Just a few hours before a mandatory curfew was to go into effect for the majority of Miami, a handful of residents and tourists who decided to stay put ahead of Hurricane Irma spent time walking the abandoned streets and watching the waves grow as the potentially catastrophic storm inched closer to the Sunshine State.
The wind and water – both unpredictable forces - kicked up considerably. Irma, the most powerful storm to hit the area in a decade, ravaged Cuba Friday night as a Category 5 storm before being downgraded to a Cat-3 storm Saturday, though it is expected to strengthen again.
Florida Gov. Rick Scott warned Saturday, “This is a life threatening situation. Our state has never seen anything like it.”
More than 5 million people – about 25 percent of the state’s population - were ordered out of Florida ahead of the storm.
Some listened. Some didn’t.
As the wind howled, several cranes in the downtown area swayed dangerously toward each other and nearby buildings. At one point, this reporter witnessed three large cranes circling.
A few blocks down the road, Bill and Shelly Wimberly took a stroll through the mostly-abandoned streets of Miami. They were among a handful of people trying to squeeze in some time outside before the mandatory curfews went into place starting at 7 p.m.
“There’s not a lot else to do,” Shelly Wimberly said. “All the stores are closed. The movie theater is closed. The museums are closed. The restaurants are closed and our hotel is filled with reporters.”
In Miami Beach, one shirtless man wearing hot pink arm floaties tied himself to a pole and declared that’s where he planned to ride out the storm. Some people within earshot laughed. Others rolled their eyes. One called him, “stupid as (expletive.)”
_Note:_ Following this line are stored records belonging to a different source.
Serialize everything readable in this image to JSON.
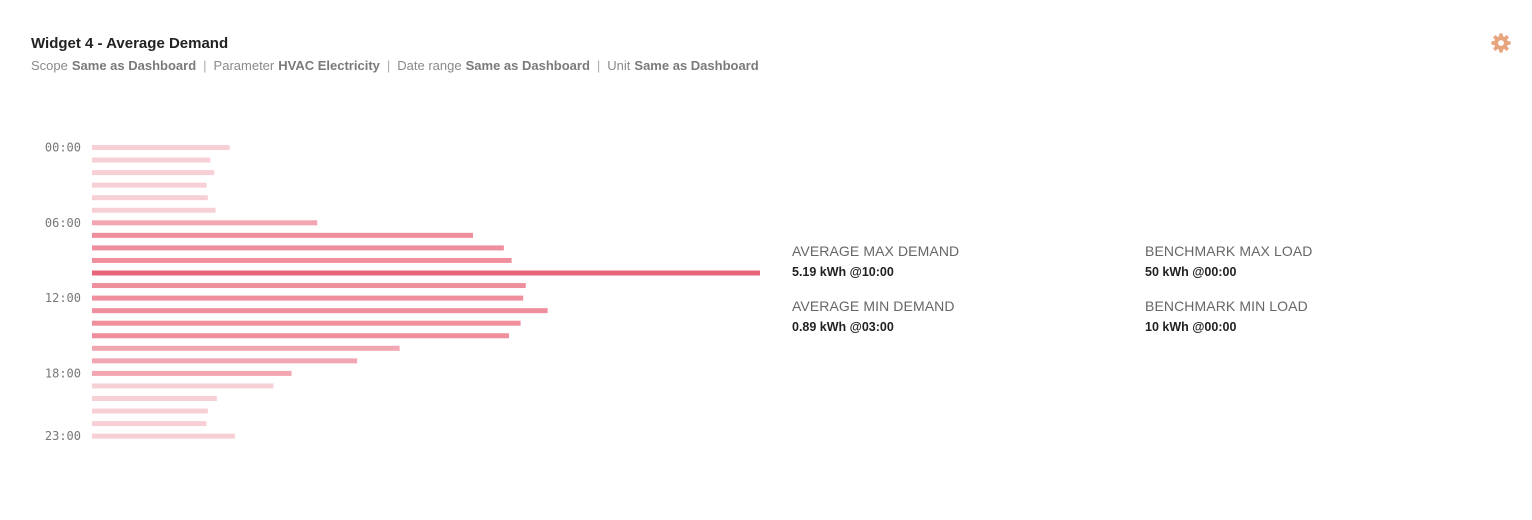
{
  "widget": {
    "title": "Widget 4 - Average Demand",
    "meta": [
      {
        "label": "Scope",
        "value": "Same as Dashboard"
      },
      {
        "label": "Parameter",
        "value": "HVAC Electricity"
      },
      {
        "label": "Date range",
        "value": "Same as Dashboard"
      },
      {
        "label": "Unit",
        "value": "Same as Dashboard"
      }
    ],
    "separator": "|",
    "settings_icon": "gear-icon",
    "accent_color": "#e8a47d"
  },
  "chart_data": {
    "type": "bar",
    "orientation": "horizontal",
    "unit": "kWh",
    "categories": [
      "00:00",
      "01:00",
      "02:00",
      "03:00",
      "04:00",
      "05:00",
      "06:00",
      "07:00",
      "08:00",
      "09:00",
      "10:00",
      "11:00",
      "12:00",
      "13:00",
      "14:00",
      "15:00",
      "16:00",
      "17:00",
      "18:00",
      "19:00",
      "20:00",
      "21:00",
      "22:00",
      "23:00"
    ],
    "values": [
      1.07,
      0.92,
      0.95,
      0.89,
      0.9,
      0.96,
      1.75,
      2.96,
      3.2,
      3.26,
      5.19,
      3.37,
      3.35,
      3.54,
      3.33,
      3.24,
      2.39,
      2.06,
      1.55,
      1.41,
      0.97,
      0.9,
      0.89,
      1.11
    ],
    "tick_labels": [
      "00:00",
      "06:00",
      "12:00",
      "18:00",
      "23:00"
    ],
    "xlim": [
      0,
      5.19
    ],
    "colors": {
      "low": "#f7d0d6",
      "mid": "#f2a6b1",
      "high": "#ef8e9c",
      "peak": "#e8657a"
    }
  },
  "stats": {
    "avg_max": {
      "label": "AVERAGE MAX DEMAND",
      "value": "5.19 kWh @10:00"
    },
    "avg_min": {
      "label": "AVERAGE MIN DEMAND",
      "value": "0.89 kWh @03:00"
    },
    "bench_max": {
      "label": "BENCHMARK MAX LOAD",
      "value": "50 kWh @00:00"
    },
    "bench_min": {
      "label": "BENCHMARK MIN LOAD",
      "value": "10 kWh @00:00"
    }
  }
}
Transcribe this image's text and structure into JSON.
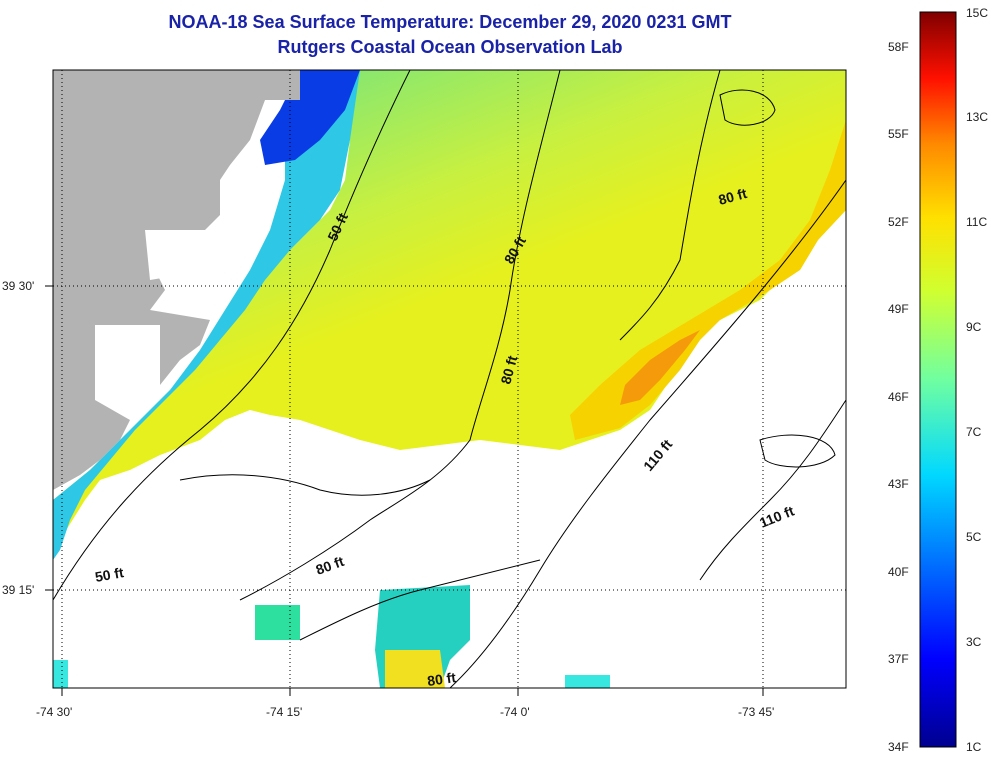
{
  "header": {
    "title": "NOAA-18 Sea Surface Temperature:  December 29, 2020 0231 GMT",
    "subtitle": "Rutgers Coastal Ocean Observation Lab"
  },
  "map": {
    "longitude_labels": [
      "-74 30'",
      "-74 15'",
      "-74 0'",
      "-73 45'"
    ],
    "latitude_labels": [
      "39 30'",
      "39 15'"
    ],
    "contour_labels": [
      "50 ft",
      "50 ft",
      "80 ft",
      "80 ft",
      "80 ft",
      "80 ft",
      "80 ft",
      "110 ft",
      "110 ft"
    ],
    "land_color": "#b3b3b3",
    "water_nodata_color": "#ffffff"
  },
  "colorbar": {
    "celsius_labels": [
      "15C",
      "13C",
      "11C",
      "9C",
      "7C",
      "5C",
      "3C",
      "1C"
    ],
    "fahrenheit_labels": [
      "58F",
      "55F",
      "52F",
      "49F",
      "46F",
      "43F",
      "40F",
      "37F",
      "34F"
    ],
    "min_c": 1,
    "max_c": 15,
    "palette": [
      "#00008f",
      "#0000ff",
      "#0080ff",
      "#00ffff",
      "#80ff80",
      "#ffff00",
      "#ff8000",
      "#ff0000",
      "#800000"
    ]
  }
}
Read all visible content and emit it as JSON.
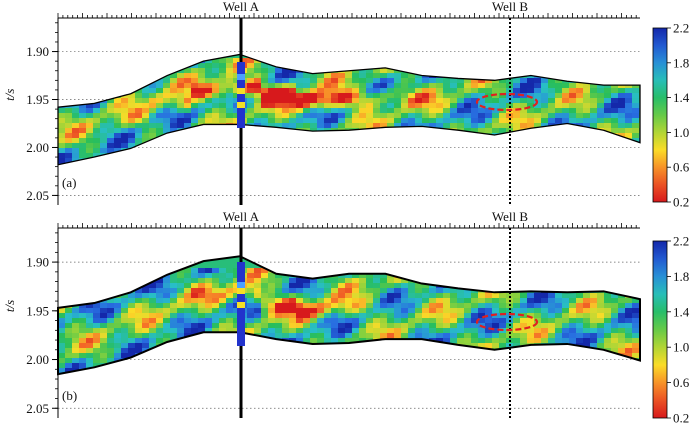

About 35 miles north in Hollywood Beach, the boardwalk was still fairly busy by mid-afternoon. The natural disaster brought an eclectic group to the area including self-described “hurricane historian” Nathan Parks.
The Cuban-born Floridian was on the beach with a homemade metal detector made out of aluminum cans. When asked by Fox if he had ever found anything with the device, he declared, “Not even a dime.”
Florida has been preparing for Irma for more than a week now, which included bolting down palm trees and securing the state’s famous pink flamingos.
Zoo Miami announced its birds would spend the storm in their steel cages – not in a public bathroom like they did 25 years ago when Hurricane Andrew tore through town.
The iconic picture taken by staffer Ron Magill became one of the most recognized images to come out of Andrew. In the picture, a group of flamingos were huddled together in a restroom, staring at themselves in a mirror and in front of a row of sinks. The picture, some say, represented the absurdity and enormity of the storm and how off guard Andrew caught them.
This time around, preparations to protect the flamingos began much earlier.
Magill, now the zoo’s communication director, says it’s safer to keep the birds in Miami because Irma’s path has been so inconsistent. He says moving them could actually put them in more danger.